Behappy1 06-18-2016 05:58 AM


Originally Posted by chrcarlson (Post 6004526)
You have a restricted occupational license. Why not have the kids drive you to business meetings, getting work related supplies or deliveries? Last time I checked grocery stores had paper clips and staples, I'm always running out.

Your attorney sounds like my last attorney, probably too ethical :) what is "frou frou stuff to present a case"?

Thank you! Before my termination last week I was felt it was ok to drive. I could go to the store on my way to a job site or at least run errands. Since the termination I have not went anywhere. When I asked my attorney after privileges were reinstated for work about driving the kids to sports he said no. But then said "don't you have a job site to look at that is near the school?" Duely noted.

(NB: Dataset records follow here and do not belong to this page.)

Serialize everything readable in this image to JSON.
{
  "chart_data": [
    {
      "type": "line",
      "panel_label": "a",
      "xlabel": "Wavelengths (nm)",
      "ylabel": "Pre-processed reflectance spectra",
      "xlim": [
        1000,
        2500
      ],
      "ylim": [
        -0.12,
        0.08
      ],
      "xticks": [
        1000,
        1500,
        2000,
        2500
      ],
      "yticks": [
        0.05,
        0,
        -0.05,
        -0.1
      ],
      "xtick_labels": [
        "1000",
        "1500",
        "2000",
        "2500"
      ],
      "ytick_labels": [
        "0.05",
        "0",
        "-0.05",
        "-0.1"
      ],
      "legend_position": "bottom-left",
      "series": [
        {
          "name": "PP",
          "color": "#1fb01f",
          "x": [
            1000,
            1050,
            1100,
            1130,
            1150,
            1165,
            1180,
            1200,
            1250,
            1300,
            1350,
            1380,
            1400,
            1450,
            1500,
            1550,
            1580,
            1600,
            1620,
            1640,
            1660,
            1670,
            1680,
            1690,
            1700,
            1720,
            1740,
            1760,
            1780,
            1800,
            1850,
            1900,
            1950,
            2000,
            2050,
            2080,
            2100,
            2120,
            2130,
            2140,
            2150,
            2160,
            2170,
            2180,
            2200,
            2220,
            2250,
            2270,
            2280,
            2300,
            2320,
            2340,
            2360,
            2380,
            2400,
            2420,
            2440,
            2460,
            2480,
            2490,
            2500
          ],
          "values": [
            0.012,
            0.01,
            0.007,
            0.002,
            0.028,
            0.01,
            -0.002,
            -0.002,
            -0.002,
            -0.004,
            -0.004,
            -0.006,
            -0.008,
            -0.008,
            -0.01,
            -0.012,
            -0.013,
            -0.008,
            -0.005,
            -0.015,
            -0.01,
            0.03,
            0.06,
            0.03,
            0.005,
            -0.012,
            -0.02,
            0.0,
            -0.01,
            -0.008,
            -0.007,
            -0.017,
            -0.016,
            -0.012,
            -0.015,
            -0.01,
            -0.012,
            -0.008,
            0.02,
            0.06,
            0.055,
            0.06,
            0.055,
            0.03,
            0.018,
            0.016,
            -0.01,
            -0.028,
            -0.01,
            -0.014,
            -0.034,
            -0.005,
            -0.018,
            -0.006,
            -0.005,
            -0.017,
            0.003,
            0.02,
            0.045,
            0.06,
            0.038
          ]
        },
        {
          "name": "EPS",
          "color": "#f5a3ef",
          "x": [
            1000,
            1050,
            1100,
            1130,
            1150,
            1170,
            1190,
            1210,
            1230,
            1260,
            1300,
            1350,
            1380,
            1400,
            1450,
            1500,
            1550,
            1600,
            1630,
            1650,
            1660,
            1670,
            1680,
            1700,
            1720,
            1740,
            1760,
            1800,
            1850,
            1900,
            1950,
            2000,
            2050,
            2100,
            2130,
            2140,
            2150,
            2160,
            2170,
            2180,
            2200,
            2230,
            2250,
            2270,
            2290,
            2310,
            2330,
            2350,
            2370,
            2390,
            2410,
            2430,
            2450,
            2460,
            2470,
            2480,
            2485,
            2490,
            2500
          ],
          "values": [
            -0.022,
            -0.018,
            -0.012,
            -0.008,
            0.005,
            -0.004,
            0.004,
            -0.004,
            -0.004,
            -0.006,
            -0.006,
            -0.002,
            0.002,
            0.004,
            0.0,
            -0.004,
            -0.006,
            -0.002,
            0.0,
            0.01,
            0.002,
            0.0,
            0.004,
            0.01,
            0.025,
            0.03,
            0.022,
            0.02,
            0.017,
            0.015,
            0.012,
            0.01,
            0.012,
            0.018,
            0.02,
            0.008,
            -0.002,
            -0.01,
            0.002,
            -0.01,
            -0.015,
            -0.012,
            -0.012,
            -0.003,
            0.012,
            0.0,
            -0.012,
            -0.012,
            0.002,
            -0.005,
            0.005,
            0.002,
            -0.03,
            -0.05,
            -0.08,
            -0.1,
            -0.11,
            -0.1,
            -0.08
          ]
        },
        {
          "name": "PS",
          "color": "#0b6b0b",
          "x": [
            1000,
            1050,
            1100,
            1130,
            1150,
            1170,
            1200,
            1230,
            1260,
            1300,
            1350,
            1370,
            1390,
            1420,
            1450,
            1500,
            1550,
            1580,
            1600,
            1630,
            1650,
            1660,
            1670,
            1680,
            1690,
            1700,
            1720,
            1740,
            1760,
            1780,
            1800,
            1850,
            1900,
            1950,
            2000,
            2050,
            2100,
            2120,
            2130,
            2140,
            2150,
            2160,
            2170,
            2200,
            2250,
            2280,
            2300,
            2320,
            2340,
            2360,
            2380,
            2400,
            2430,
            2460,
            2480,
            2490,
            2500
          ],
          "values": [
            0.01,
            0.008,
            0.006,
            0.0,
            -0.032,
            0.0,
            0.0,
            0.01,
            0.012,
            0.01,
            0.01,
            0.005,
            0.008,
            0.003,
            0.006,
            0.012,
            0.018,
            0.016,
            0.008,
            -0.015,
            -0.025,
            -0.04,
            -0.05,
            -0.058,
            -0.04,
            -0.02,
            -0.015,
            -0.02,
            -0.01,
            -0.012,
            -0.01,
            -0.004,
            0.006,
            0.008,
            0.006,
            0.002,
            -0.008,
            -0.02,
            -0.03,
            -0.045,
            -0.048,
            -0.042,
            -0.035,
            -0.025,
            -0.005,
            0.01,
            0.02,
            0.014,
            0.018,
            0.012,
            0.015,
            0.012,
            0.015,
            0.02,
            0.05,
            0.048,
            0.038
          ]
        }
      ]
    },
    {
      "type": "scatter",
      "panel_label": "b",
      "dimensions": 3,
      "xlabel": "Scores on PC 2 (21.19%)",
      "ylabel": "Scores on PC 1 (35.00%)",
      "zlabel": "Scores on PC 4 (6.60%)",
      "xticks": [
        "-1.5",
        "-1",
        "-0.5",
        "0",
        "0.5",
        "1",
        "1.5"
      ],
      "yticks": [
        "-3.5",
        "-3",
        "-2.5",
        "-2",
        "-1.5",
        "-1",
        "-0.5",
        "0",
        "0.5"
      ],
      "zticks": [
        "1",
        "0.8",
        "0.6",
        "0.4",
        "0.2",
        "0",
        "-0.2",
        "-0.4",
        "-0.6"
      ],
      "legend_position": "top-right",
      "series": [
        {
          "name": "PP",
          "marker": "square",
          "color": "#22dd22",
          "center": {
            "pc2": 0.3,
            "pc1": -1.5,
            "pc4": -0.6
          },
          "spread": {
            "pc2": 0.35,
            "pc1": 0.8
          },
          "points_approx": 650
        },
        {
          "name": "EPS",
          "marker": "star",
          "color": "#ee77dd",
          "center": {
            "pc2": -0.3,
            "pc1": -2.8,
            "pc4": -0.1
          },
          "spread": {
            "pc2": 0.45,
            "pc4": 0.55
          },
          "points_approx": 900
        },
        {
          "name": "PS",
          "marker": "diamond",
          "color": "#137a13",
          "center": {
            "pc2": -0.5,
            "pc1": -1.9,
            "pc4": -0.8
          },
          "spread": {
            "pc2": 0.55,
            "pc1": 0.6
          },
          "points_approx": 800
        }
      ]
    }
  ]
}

By frou frou I mean he doesn't know nor seem to feel that he needs to know or cares of the specifics of just how MUCH this has affected my family. The kids are going to the bare bones of their activities. My parents are run ragged. I can't even legally get to the grocery store, or go get a can full of gas to mow my lawn. I legally cannot go get my sons asthma rx, or a bag of dog food for my dog.

thomas11 06-18-2016 07:20 AM

Hmm, well behappy, you have a hurdle in front of you and you need to get over it. I think you are taking the appropriate steps to present yourself in a positive light in the eyes of the court. There are things you can control, and things you can't. And what that judge does, it out of your control, but you can and will influence his decisions by presenting to the court that you have taken steps to pay you debt to society and straighten out your personal life. Those will all work in your favor.

Now, regarding the other things you mentioned, I am of no help. Logistically it sounds very difficult and you are dependent on others for their assistance. About all I can say is "use it, don't abuse it" and show gratitude. You will drive again someday and you can repay these people. Don't know if that helps, but it is my thoughts.

thomas11 06-18-2016 08:31 AM


Originally Posted by thomas11 (Post 6004929)
Hmm, well behappy, you have a hurdle in front of you and you need to get over it. I think you are taking the appropriate steps to present yourself in a positive light in the eyes of the court. There are things you can control, and things you can't. And what that judge does, it out of your control, but you can and will influence his decisions by presenting to the court that you have taken steps to pay you debt to society and straighten out your personal life. Those will all work in your favor.

Now, regarding the other things you mentioned, I am of no help. Logistically it sounds very difficult and you are dependent on others for their assistance. About all I can say is "use it, don't abuse it" and show gratitude. You will drive again someday and you can repay these people. Don't know if that helps, but it is my thoughts.

When I said "get over it" I didn't mean it in a condescending way, I meant "get over that hurdle in front of you". Sorry, when I re-read it, it sounded terrible.

uncorked 06-18-2016 02:27 PM

Behappy, I'm with chrcarlson. You are now self-employed. You're going to the drugstore for pens. To the soccer fields to network. To the grocery store for, I don't know, a stapler. A restricted occupational license just means you might have to figure out a reason you're driving for *your* company. And if you're in the middle of cornfields, it doesn't sound like there'll be a lot of cops to dodge -- and it's highly unlikely you'll be pulled over even if there were. I wouldn't sweat it.

Blacky 06-18-2016 04:29 PM

Have your lawyer request to amend the restrictions to include all the things you mentioned, it is easily done on the forms they will fill out at sentencing. In fact you may be able to download the forms online yourself and have them ready for the judge to sign off on.

As said, speak up for yourself and state your case to the lawyer and the judge.
You went through a program and are being proactive, the judge will take that into consideration.

I had a dui and was self employed so my restrictions covered driving about anywhere during the day, who is to say where I was going but me .. you know to look at a job. etc.

Just never drink and drive again because it will only get worse next go round.